The 400K SF Enterprise City development, due for completion in March 2021, was planned around abnormality. “We designed the building on the basis of Brexit, so we were always conscious of risk,” Ingall said. The building has a 220K SF pre-let to Dutch-based travel business that consolidates four existing Manchester offices.

“Today the whole process of office work has been digitised. And out of that comes things that are more than just an extension of existing trends around agility. In fact, these aren’t trends at all, they are real things that are happening and, importantly, happening to everyone at the same time. We’ve never seen that level of disruption to working practises before. We’ll probably never see anything like it again, and the truth is it’s a remarkable opportunity.”

The Field & Hardman Pavilion, Spinningfield, Manchester

Ingall said that the property business will have to learn a “new language” to survive in the post-pandemic world. He hints that existing leasehold structures may become obsolete.

“Everyone is going to have to be very agile, not just in way we look at real estate and how we engage with our customer, but for the foreseeable future we have to learn a new language," he said. "The fact is that trying to hold businesses to leases for properties they no longer want is a one-way street.”

In the medium-term, agile and home working trends will modify to create new spaces for office buildings, Ingall predicted.

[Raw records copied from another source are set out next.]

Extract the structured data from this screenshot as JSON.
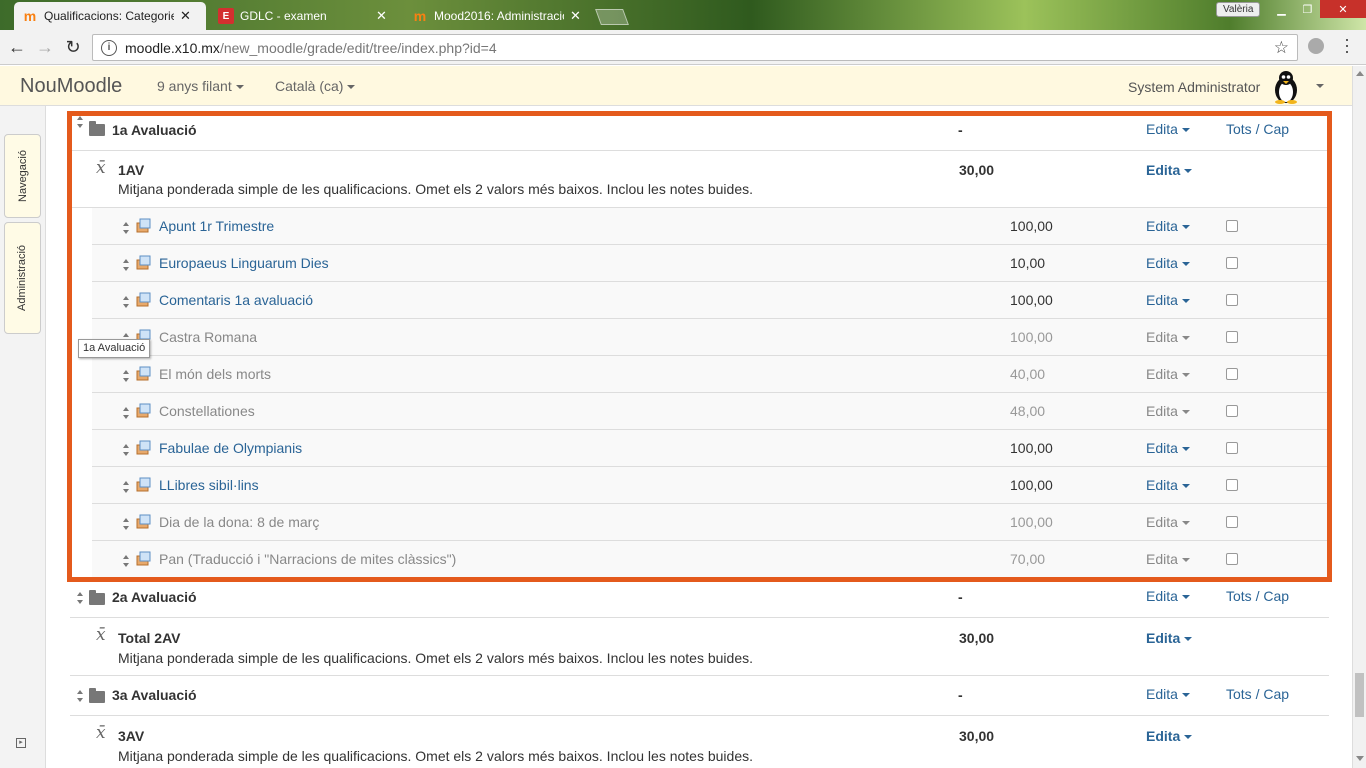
{
  "browser": {
    "tabs": [
      {
        "title": "Qualificacions: Categorie",
        "active": true
      },
      {
        "title": "GDLC - examen",
        "active": false
      },
      {
        "title": "Mood2016: Administració",
        "active": false
      }
    ],
    "user_chip": "Valèria",
    "url_host": "moodle.x10.mx",
    "url_path": "/new_moodle/grade/edit/tree/index.php?id=4"
  },
  "navbar": {
    "brand": "NouMoodle",
    "menu1": "9 anys filant",
    "menu2": "Català (ca)",
    "user": "System Administrator"
  },
  "dock": {
    "nav": "Navegació",
    "admin": "Administració"
  },
  "tooltip": "1a Avaluació",
  "common": {
    "edit": "Edita",
    "tots_cap": "Tots / Cap",
    "total_desc": "Mitjana ponderada simple de les qualificacions. Omet els 2 valors més baixos. Inclou les notes buides."
  },
  "categories": [
    {
      "name": "1a Avaluació",
      "value": "-",
      "total_name": "1AV",
      "total_value": "30,00"
    },
    {
      "name": "2a Avaluació",
      "value": "-",
      "total_name": "Total 2AV",
      "total_value": "30,00"
    },
    {
      "name": "3a Avaluació",
      "value": "-",
      "total_name": "3AV",
      "total_value": "30,00"
    }
  ],
  "items": [
    {
      "name": "Apunt 1r Trimestre",
      "value": "100,00",
      "hidden": false
    },
    {
      "name": "Europaeus Linguarum Dies",
      "value": "10,00",
      "hidden": false
    },
    {
      "name": "Comentaris 1a avaluació",
      "value": "100,00",
      "hidden": false
    },
    {
      "name": "Castra Romana",
      "value": "100,00",
      "hidden": true
    },
    {
      "name": "El món dels morts",
      "value": "40,00",
      "hidden": true
    },
    {
      "name": "Constellationes",
      "value": "48,00",
      "hidden": true
    },
    {
      "name": "Fabulae de Olympianis",
      "value": "100,00",
      "hidden": false
    },
    {
      "name": "LLibres sibil·lins",
      "value": "100,00",
      "hidden": false
    },
    {
      "name": "Dia de la dona: 8 de març",
      "value": "100,00",
      "hidden": true
    },
    {
      "name": "Pan (Traducció i \"Narracions de mites clàssics\")",
      "value": "70,00",
      "hidden": true
    }
  ],
  "colors": {
    "link": "#2a6496",
    "highlight": "#e45a1c",
    "navbar_bg": "#fff9e0"
  }
}
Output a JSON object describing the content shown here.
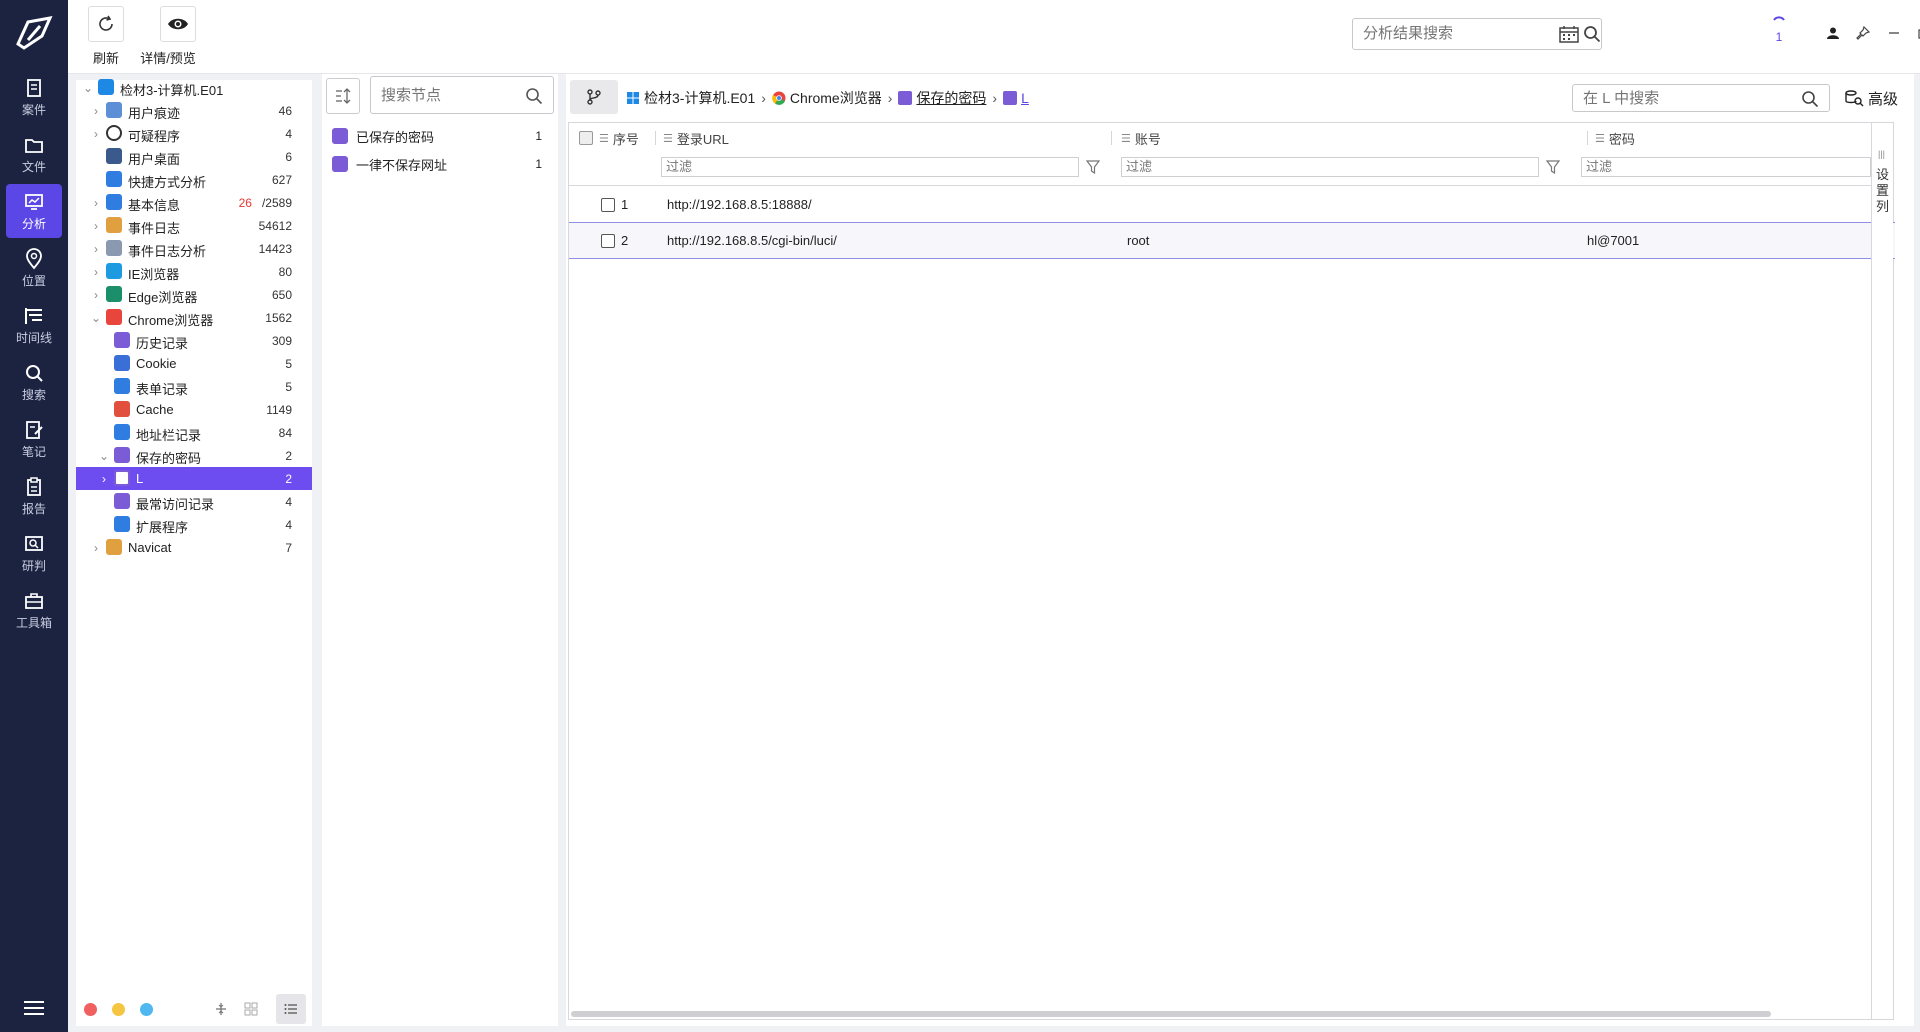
{
  "nav": {
    "items": [
      {
        "label": "案件",
        "icon": "case-icon"
      },
      {
        "label": "文件",
        "icon": "folder-icon"
      },
      {
        "label": "分析",
        "icon": "analysis-icon"
      },
      {
        "label": "位置",
        "icon": "location-pin-icon"
      },
      {
        "label": "时间线",
        "icon": "timeline-icon"
      },
      {
        "label": "搜索",
        "icon": "search-icon"
      },
      {
        "label": "笔记",
        "icon": "note-icon"
      },
      {
        "label": "报告",
        "icon": "report-icon"
      },
      {
        "label": "研判",
        "icon": "judgement-icon"
      },
      {
        "label": "工具箱",
        "icon": "toolbox-icon"
      }
    ],
    "active": "分析"
  },
  "toolbar": {
    "refresh_label": "刷新",
    "preview_label": "详情/预览",
    "search_placeholder": "分析结果搜索",
    "task_count": "1"
  },
  "tree": {
    "items": [
      {
        "label": "检材3-计算机.E01",
        "count": "",
        "icon": "windows-icon",
        "color": "#1e88e5"
      },
      {
        "label": "用户痕迹",
        "count": "46",
        "icon": "user-trace-icon",
        "color": "#5c8fd6"
      },
      {
        "label": "可疑程序",
        "count": "4",
        "icon": "magnifier-icon",
        "color": "#333333"
      },
      {
        "label": "用户桌面",
        "count": "6",
        "icon": "desktop-icon",
        "color": "#3a5a8c"
      },
      {
        "label": "快捷方式分析",
        "count": "627",
        "icon": "shortcut-icon",
        "color": "#2f7de1"
      },
      {
        "label": "基本信息",
        "count_red": "26",
        "count": "/2589",
        "icon": "info-icon",
        "color": "#2f7de1"
      },
      {
        "label": "事件日志",
        "count": "54612",
        "icon": "event-log-icon",
        "color": "#e0a040"
      },
      {
        "label": "事件日志分析",
        "count": "14423",
        "icon": "event-log-analysis-icon",
        "color": "#8a98b0"
      },
      {
        "label": "IE浏览器",
        "count": "80",
        "icon": "ie-icon",
        "color": "#1e9be0"
      },
      {
        "label": "Edge浏览器",
        "count": "650",
        "icon": "edge-icon",
        "color": "#1b8f6a"
      },
      {
        "label": "Chrome浏览器",
        "count": "1562",
        "icon": "chrome-icon",
        "color": "#e8453c"
      },
      {
        "label": "历史记录",
        "count": "309",
        "icon": "history-icon",
        "color": "#7b5cd6"
      },
      {
        "label": "Cookie",
        "count": "5",
        "icon": "cookie-icon",
        "color": "#3b6fd8"
      },
      {
        "label": "表单记录",
        "count": "5",
        "icon": "form-icon",
        "color": "#2f7de1"
      },
      {
        "label": "Cache",
        "count": "1149",
        "icon": "cache-icon",
        "color": "#e0503c"
      },
      {
        "label": "地址栏记录",
        "count": "84",
        "icon": "address-bar-icon",
        "color": "#2f7de1"
      },
      {
        "label": "保存的密码",
        "count": "2",
        "icon": "password-icon",
        "color": "#7b5cd6"
      },
      {
        "label": "L",
        "count": "2",
        "icon": "password-icon",
        "color": "#7b5cd6"
      },
      {
        "label": "最常访问记录",
        "count": "4",
        "icon": "most-visited-icon",
        "color": "#7b5cd6"
      },
      {
        "label": "扩展程序",
        "count": "4",
        "icon": "extension-icon",
        "color": "#2f7de1"
      },
      {
        "label": "Navicat",
        "count": "7",
        "icon": "navicat-icon",
        "color": "#e0a040"
      }
    ]
  },
  "nodes": {
    "search_placeholder": "搜索节点",
    "items": [
      {
        "label": "已保存的密码",
        "count": "1"
      },
      {
        "label": "一律不保存网址",
        "count": "1"
      }
    ]
  },
  "breadcrumb": [
    "检材3-计算机.E01",
    "Chrome浏览器",
    "保存的密码",
    "L"
  ],
  "main": {
    "search_placeholder": "在 L 中搜索",
    "advanced_label": "高级",
    "settings_label": "设置列"
  },
  "table": {
    "columns": [
      "序号",
      "登录URL",
      "账号",
      "密码"
    ],
    "filter_placeholder": "过滤",
    "rows": [
      {
        "index": "1",
        "url": "http://192.168.8.5:18888/",
        "account": "",
        "password": ""
      },
      {
        "index": "2",
        "url": "http://192.168.8.5/cgi-bin/luci/",
        "account": "root",
        "password": "hl@7001"
      }
    ]
  },
  "colors": {
    "sidebar_bg": "#1c2341",
    "accent": "#5b46e6",
    "selected_row": "#6e4df0"
  }
}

“In the end businesses will want their workforces back in the workplace because it is very difficult to create a culture if everyone is on a flat screen at home. But the new normal will look remarkably different, and it will be different for different businesses. That new normality will take a decade to emerge,” he said.

As part of these changes there could be a move to timeshare leasing that divides the building between users by days of the week, rather than by floors.

“For instance, we’re talking to a tech business about a workplace they can use for one day a week. Which is a totally new approach to real estate. It’s a kind of work hotel, which is ideal if you want to see your people once a week for cultural reasons. And if I can get five businesses like that and build the right kind of floorspace, then suddenly you have something. What do we call it? A kind of ground-sharing.”

The consequences of this rethinking for Manchester, where so much of Allied London’s investment is focused, are at the front of Ingall’s mind.

“We’ll see a big push to localism. Why go to London for everything, why default to London all the time? That plays to Manchester’s strengths,” he said.